What a jumble. Yes or no—did the President or his administration engage in behavior that strikes the Mueller team as the legal definition of obstruction of justice? That answer is no. So why the contortions? It comes off as: “We found things but it wasn’t really a ‘prosecutorial judgment,’ so we’ll just say we don’t really see evidence of obstruction but nor do we see proof that he didn’t do anything wrong, so let’s just say that if we had found evidence that he did nothing, we would have said so, but we didn’t, so we won’t really say anything about that.”
The money we have spent and the rigors we have endured positively require them to say something about that.
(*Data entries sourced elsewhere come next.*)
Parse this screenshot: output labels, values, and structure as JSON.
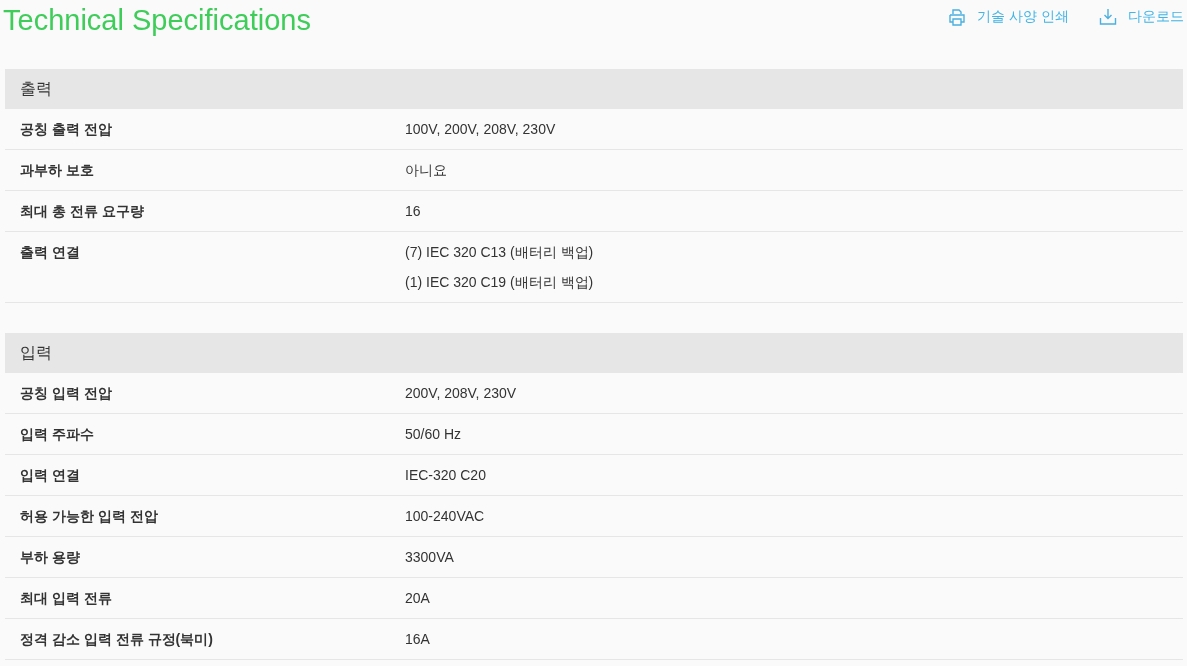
{
  "title": "Technical Specifications",
  "actions": [
    {
      "kind": "print",
      "label": "기술 사양 인쇄"
    },
    {
      "kind": "download",
      "label": "다운로드"
    }
  ],
  "sections": [
    {
      "heading": "출력",
      "rows": [
        {
          "label": "공칭 출력 전압",
          "values": [
            "100V, 200V, 208V, 230V"
          ]
        },
        {
          "label": "과부하 보호",
          "values": [
            "아니요"
          ]
        },
        {
          "label": "최대 총 전류 요구량",
          "values": [
            "16"
          ]
        },
        {
          "label": "출력 연결",
          "values": [
            "(7) IEC 320 C13 (배터리 백업)",
            "(1) IEC 320 C19 (배터리 백업)"
          ]
        }
      ]
    },
    {
      "heading": "입력",
      "rows": [
        {
          "label": "공칭 입력 전압",
          "values": [
            "200V, 208V, 230V"
          ]
        },
        {
          "label": "입력 주파수",
          "values": [
            "50/60 Hz"
          ]
        },
        {
          "label": "입력 연결",
          "values": [
            "IEC-320 C20"
          ]
        },
        {
          "label": "허용 가능한 입력 전압",
          "values": [
            "100-240VAC"
          ]
        },
        {
          "label": "부하 용량",
          "values": [
            "3300VA"
          ]
        },
        {
          "label": "최대 입력 전류",
          "values": [
            "20A"
          ]
        },
        {
          "label": "정격 감소 입력 전류 규정(북미)",
          "values": [
            "16A"
          ]
        }
      ]
    }
  ]
}
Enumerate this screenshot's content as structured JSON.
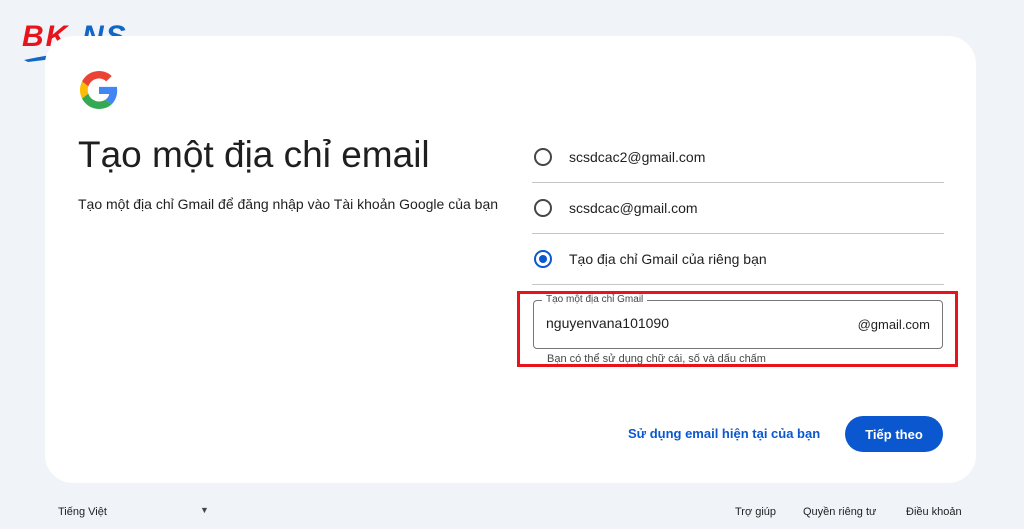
{
  "watermark": {
    "text": "BKNS"
  },
  "header": {
    "title": "Tạo một địa chỉ email",
    "subtitle": "Tạo một địa chỉ Gmail để đăng nhập vào Tài khoản Google của bạn"
  },
  "options": [
    {
      "label": "scsdcac2@gmail.com",
      "selected": false
    },
    {
      "label": "scsdcac@gmail.com",
      "selected": false
    },
    {
      "label": "Tạo địa chỉ Gmail của riêng bạn",
      "selected": true
    }
  ],
  "gmail_field": {
    "label": "Tạo một địa chỉ Gmail",
    "value": "nguyenvana101090",
    "suffix": "@gmail.com",
    "helper": "Bạn có thể sử dụng chữ cái, số và dấu chấm"
  },
  "actions": {
    "secondary": "Sử dụng email hiện tại của bạn",
    "primary": "Tiếp theo"
  },
  "footer": {
    "language": "Tiếng Việt",
    "help": "Trợ giúp",
    "privacy": "Quyền riêng tư",
    "terms": "Điều khoản"
  },
  "colors": {
    "accent": "#0b57d0",
    "highlight": "#e8141b",
    "background": "#f0f4f9",
    "watermark_red": "#e8141b",
    "watermark_blue": "#1266c5"
  },
  "icons": {
    "logo": "google-g-icon",
    "language_caret": "caret-down-icon"
  }
}
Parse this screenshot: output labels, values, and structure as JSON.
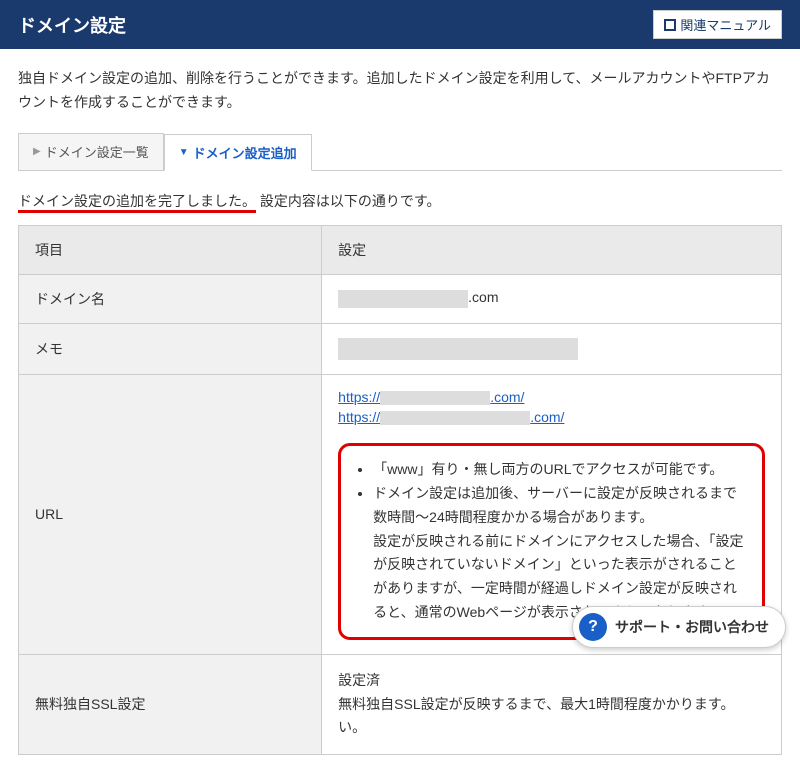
{
  "header": {
    "title": "ドメイン設定",
    "manual_label": "関連マニュアル"
  },
  "description": "独自ドメイン設定の追加、削除を行うことができます。追加したドメイン設定を利用して、メールアカウントやFTPアカウントを作成することができます。",
  "tabs": {
    "list": "ドメイン設定一覧",
    "add": "ドメイン設定追加"
  },
  "status": {
    "highlight": "ドメイン設定の追加を完了しました。",
    "rest": "設定内容は以下の通りです。"
  },
  "thead": {
    "col1": "項目",
    "col2": "設定"
  },
  "rows": {
    "domain": {
      "label": "ドメイン名",
      "suffix": ".com"
    },
    "memo": {
      "label": "メモ"
    },
    "url": {
      "label": "URL",
      "link1_prefix": "https://",
      "link1_suffix": ".com/",
      "link2_prefix": "https://",
      "link2_suffix": ".com/",
      "notice_bullet1": "「www」有り・無し両方のURLでアクセスが可能です。",
      "notice_bullet2": "ドメイン設定は追加後、サーバーに設定が反映されるまで数時間～24時間程度かかる場合があります。",
      "notice_cont": "設定が反映される前にドメインにアクセスした場合、「設定が反映されていないドメイン」といった表示がされることがありますが、一定時間が経過しドメイン設定が反映されると、通常のWebページが表示されるようになります。"
    },
    "ssl": {
      "label": "無料独自SSL設定",
      "status": "設定済",
      "note_a": "無料独自SSL設定が反映するまで、最大1時間程度かかります。",
      "note_b": "い。"
    }
  },
  "support": {
    "label": "サポート・お問い合わせ"
  }
}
And it deserves more than the waffle of the report’s final sentence: “Based on the facts and the applicable legal standards, we are unable to reach that judgment [of no obstruction]. Accordingly, while this report does not conclude that the President committed a crime, it also does not exonerate him.”
This is wholly unacceptable.
On the question of obstruction, if the Mueller team found a hint of it but short of the evidentiary bar, the answer is no. If they found wide smatterings that resemble obstruction but do not meet its legal definition, the answer is no.
We did not ask Robert Mueller for loose opinions over coffee about how things looked to him. We asked for a cold, clear-eyed legal opinion. The report’s conclusion denies us this, but its pages provide the answer that fuels the Trump mantra: “no collusion, no obstruction.”
The Mueller team has no aversion to clarity on collusion, as early as page 2: “The investigation did not establish that members of the Trump campaign conspired or coordinated with the Russian government in its election interference activities.”
Now we’re getting somewhere.
And from page 181: “The investigation did not establish that the [Russian] contacts described in Volume I… amounted to an agreement to commit any substantive violation of federal criminal law, including foreign influence and campaign finance laws.”
Was that so hard? The Trump campaign met with various Russian folks scores of times, but when the firm question of collusion is asked—Did the President or his associates collaborate to compromise actual election results?—that answer is no.
That is the obstruction answer as well. Mueller is slated for some congressional testimony within weeks; perhaps someone might inquire why lack of sufficient evidence led to a firm answer on collusion but a convoluted muddle on obstruction.